Out here in the country, mailboxes are all on one side of the road. Ours is on the other side, so I always pull into the driveway and stroll across the street to pick up our daily supply of junk and bills. The neighbors don't mind; it's the way things work out here.
Their geese, on the other hand, consider it an outrage.
These are them. I call them "The Girls," and since their appearance a few weeks ago, checking the mail is a daily event. The game goes like this:
Nearing the driveway, I slow down and turn off the radio. All the better to sneak up on 'em, you see. I park and open the car door. By now, they have spotted me and are heading my way from wherever it is geese lurk between victims. They stop. I look at them. They look at me.
Slowwwwly, I set my foot on the gravel. At the first crunch they raise the alarm, honking as if the hounds of hell had invaded their turf.
I start moving toward the box, my pace nonchalant, matching theirs.

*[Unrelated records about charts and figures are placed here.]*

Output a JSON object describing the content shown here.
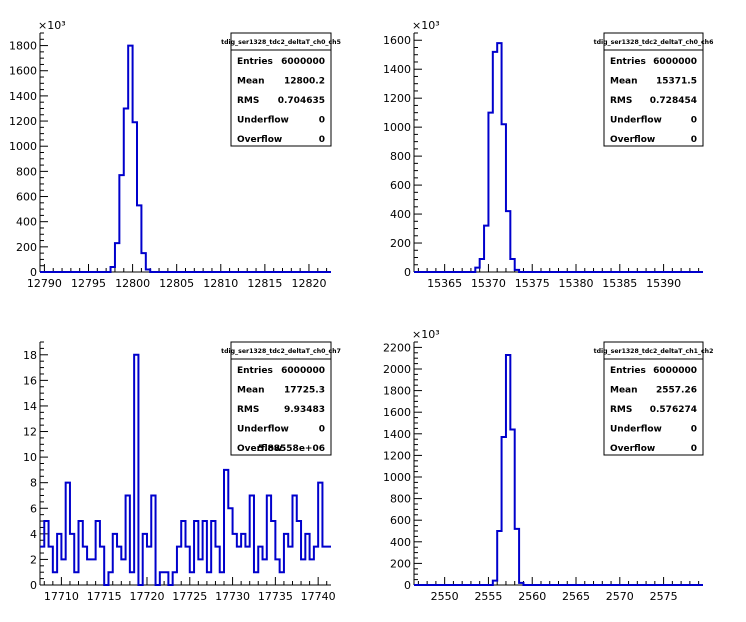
{
  "chart_data": [
    {
      "type": "histogram",
      "stats": {
        "title": "tdig_ser1328_tdc2_deltaT_ch0_ch5",
        "rows": [
          [
            "Entries",
            "6000000"
          ],
          [
            "Mean",
            "12800.2"
          ],
          [
            "RMS",
            "0.704635"
          ],
          [
            "Underflow",
            "0"
          ],
          [
            "Overflow",
            "0"
          ]
        ]
      },
      "exponent_label": "×10³",
      "xlim": [
        12789.5,
        12822.5
      ],
      "ylim": [
        0,
        1900
      ],
      "x_ticks": [
        12790,
        12795,
        12800,
        12805,
        12810,
        12815,
        12820
      ],
      "y_ticks": [
        0,
        200,
        400,
        600,
        800,
        1000,
        1200,
        1400,
        1600,
        1800
      ],
      "bins": [
        {
          "x": 12797.5,
          "y": 40
        },
        {
          "x": 12798.0,
          "y": 230
        },
        {
          "x": 12798.5,
          "y": 770
        },
        {
          "x": 12799.0,
          "y": 1300
        },
        {
          "x": 12799.5,
          "y": 1800
        },
        {
          "x": 12800.0,
          "y": 1190
        },
        {
          "x": 12800.5,
          "y": 530
        },
        {
          "x": 12801.0,
          "y": 150
        },
        {
          "x": 12801.5,
          "y": 20
        }
      ]
    },
    {
      "type": "histogram",
      "stats": {
        "title": "tdig_ser1328_tdc2_deltaT_ch0_ch6",
        "rows": [
          [
            "Entries",
            "6000000"
          ],
          [
            "Mean",
            "15371.5"
          ],
          [
            "RMS",
            "0.728454"
          ],
          [
            "Underflow",
            "0"
          ],
          [
            "Overflow",
            "0"
          ]
        ]
      },
      "exponent_label": "×10³",
      "xlim": [
        15361.5,
        15394.5
      ],
      "ylim": [
        0,
        1650
      ],
      "x_ticks": [
        15365,
        15370,
        15375,
        15380,
        15385,
        15390
      ],
      "y_ticks": [
        0,
        200,
        400,
        600,
        800,
        1000,
        1200,
        1400,
        1600
      ],
      "bins": [
        {
          "x": 15368.5,
          "y": 30
        },
        {
          "x": 15369.0,
          "y": 90
        },
        {
          "x": 15369.5,
          "y": 320
        },
        {
          "x": 15370.0,
          "y": 1100
        },
        {
          "x": 15370.5,
          "y": 1520
        },
        {
          "x": 15371.0,
          "y": 1580
        },
        {
          "x": 15371.5,
          "y": 1020
        },
        {
          "x": 15372.0,
          "y": 420
        },
        {
          "x": 15372.5,
          "y": 90
        },
        {
          "x": 15373.0,
          "y": 15
        }
      ]
    },
    {
      "type": "histogram",
      "stats": {
        "title": "tdig_ser1328_tdc2_deltaT_ch0_ch7",
        "rows": [
          [
            "Entries",
            "6000000"
          ],
          [
            "Mean",
            "17725.3"
          ],
          [
            "RMS",
            "9.93483"
          ],
          [
            "Underflow",
            "0"
          ],
          [
            "Overflow",
            "5.88558e+06"
          ]
        ]
      },
      "exponent_label": "",
      "xlim": [
        17707.5,
        17741.5
      ],
      "ylim": [
        0,
        19
      ],
      "x_ticks": [
        17710,
        17715,
        17720,
        17725,
        17730,
        17735,
        17740
      ],
      "y_ticks": [
        0,
        2,
        4,
        6,
        8,
        10,
        12,
        14,
        16,
        18
      ],
      "bins": [
        {
          "x": 17707.5,
          "y": 3
        },
        {
          "x": 17708.0,
          "y": 5
        },
        {
          "x": 17708.5,
          "y": 3
        },
        {
          "x": 17709.0,
          "y": 1
        },
        {
          "x": 17709.5,
          "y": 4
        },
        {
          "x": 17710.0,
          "y": 2
        },
        {
          "x": 17710.5,
          "y": 8
        },
        {
          "x": 17711.0,
          "y": 4
        },
        {
          "x": 17711.5,
          "y": 1
        },
        {
          "x": 17712.0,
          "y": 5
        },
        {
          "x": 17712.5,
          "y": 3
        },
        {
          "x": 17713.0,
          "y": 2
        },
        {
          "x": 17713.5,
          "y": 2
        },
        {
          "x": 17714.0,
          "y": 5
        },
        {
          "x": 17714.5,
          "y": 3
        },
        {
          "x": 17715.0,
          "y": 0
        },
        {
          "x": 17715.5,
          "y": 1
        },
        {
          "x": 17716.0,
          "y": 4
        },
        {
          "x": 17716.5,
          "y": 3
        },
        {
          "x": 17717.0,
          "y": 2
        },
        {
          "x": 17717.5,
          "y": 7
        },
        {
          "x": 17718.0,
          "y": 1
        },
        {
          "x": 17718.5,
          "y": 18
        },
        {
          "x": 17719.0,
          "y": 0
        },
        {
          "x": 17719.5,
          "y": 4
        },
        {
          "x": 17720.0,
          "y": 3
        },
        {
          "x": 17720.5,
          "y": 7
        },
        {
          "x": 17721.0,
          "y": 0
        },
        {
          "x": 17721.5,
          "y": 1
        },
        {
          "x": 17722.0,
          "y": 1
        },
        {
          "x": 17722.5,
          "y": 0
        },
        {
          "x": 17723.0,
          "y": 1
        },
        {
          "x": 17723.5,
          "y": 3
        },
        {
          "x": 17724.0,
          "y": 5
        },
        {
          "x": 17724.5,
          "y": 3
        },
        {
          "x": 17725.0,
          "y": 1
        },
        {
          "x": 17725.5,
          "y": 5
        },
        {
          "x": 17726.0,
          "y": 2
        },
        {
          "x": 17726.5,
          "y": 5
        },
        {
          "x": 17727.0,
          "y": 1
        },
        {
          "x": 17727.5,
          "y": 5
        },
        {
          "x": 17728.0,
          "y": 3
        },
        {
          "x": 17728.5,
          "y": 1
        },
        {
          "x": 17729.0,
          "y": 9
        },
        {
          "x": 17729.5,
          "y": 6
        },
        {
          "x": 17730.0,
          "y": 4
        },
        {
          "x": 17730.5,
          "y": 3
        },
        {
          "x": 17731.0,
          "y": 4
        },
        {
          "x": 17731.5,
          "y": 3
        },
        {
          "x": 17732.0,
          "y": 7
        },
        {
          "x": 17732.5,
          "y": 1
        },
        {
          "x": 17733.0,
          "y": 3
        },
        {
          "x": 17733.5,
          "y": 2
        },
        {
          "x": 17734.0,
          "y": 7
        },
        {
          "x": 17734.5,
          "y": 5
        },
        {
          "x": 17735.0,
          "y": 2
        },
        {
          "x": 17735.5,
          "y": 1
        },
        {
          "x": 17736.0,
          "y": 4
        },
        {
          "x": 17736.5,
          "y": 3
        },
        {
          "x": 17737.0,
          "y": 7
        },
        {
          "x": 17737.5,
          "y": 5
        },
        {
          "x": 17738.0,
          "y": 2
        },
        {
          "x": 17738.5,
          "y": 4
        },
        {
          "x": 17739.0,
          "y": 2
        },
        {
          "x": 17739.5,
          "y": 3
        },
        {
          "x": 17740.0,
          "y": 8
        },
        {
          "x": 17740.5,
          "y": 3
        },
        {
          "x": 17741.0,
          "y": 3
        }
      ]
    },
    {
      "type": "histogram",
      "stats": {
        "title": "tdig_ser1328_tdc2_deltaT_ch1_ch2",
        "rows": [
          [
            "Entries",
            "6000000"
          ],
          [
            "Mean",
            "2557.26"
          ],
          [
            "RMS",
            "0.576274"
          ],
          [
            "Underflow",
            "0"
          ],
          [
            "Overflow",
            "0"
          ]
        ]
      },
      "exponent_label": "×10³",
      "xlim": [
        2546.5,
        2579.5
      ],
      "ylim": [
        0,
        2250
      ],
      "x_ticks": [
        2550,
        2555,
        2560,
        2565,
        2570,
        2575
      ],
      "y_ticks": [
        0,
        200,
        400,
        600,
        800,
        1000,
        1200,
        1400,
        1600,
        1800,
        2000,
        2200
      ],
      "bins": [
        {
          "x": 2555.5,
          "y": 40
        },
        {
          "x": 2556.0,
          "y": 500
        },
        {
          "x": 2556.5,
          "y": 1370
        },
        {
          "x": 2557.0,
          "y": 2130
        },
        {
          "x": 2557.5,
          "y": 1440
        },
        {
          "x": 2558.0,
          "y": 520
        },
        {
          "x": 2558.5,
          "y": 20
        }
      ]
    }
  ],
  "colors": {
    "histogram_line": "#0000cc",
    "axis": "#000000",
    "background": "#ffffff"
  }
}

If all goes well, I get to the box first, grab the mail, and beat a hasty retreat before they reach me. However, if one of us starts to run there's a full-on, wing-flapping, shrieking-honking race for the goal.
It is important at such moments to consider the probable value of the prize. Because there's a pretty good chance somebody is about to get whacked and bitten for it. And that would most likely be me.
I'm pretty quick for an old broad, and I have yet to leave empty handed. But if The Girls ever look like they're gaining on me, I will ditch and run without a backward glance.
Their territory apparently ends at the blacktop, because once I've gained the street they settle into a cranky border-patrol mode, still grumbling and eyeing me closely, but never following me back to the car.
A saner woman would probably just turn around in the driveway, back up to the box, and reach into it from inside the car. But hey. Where's the fun in that?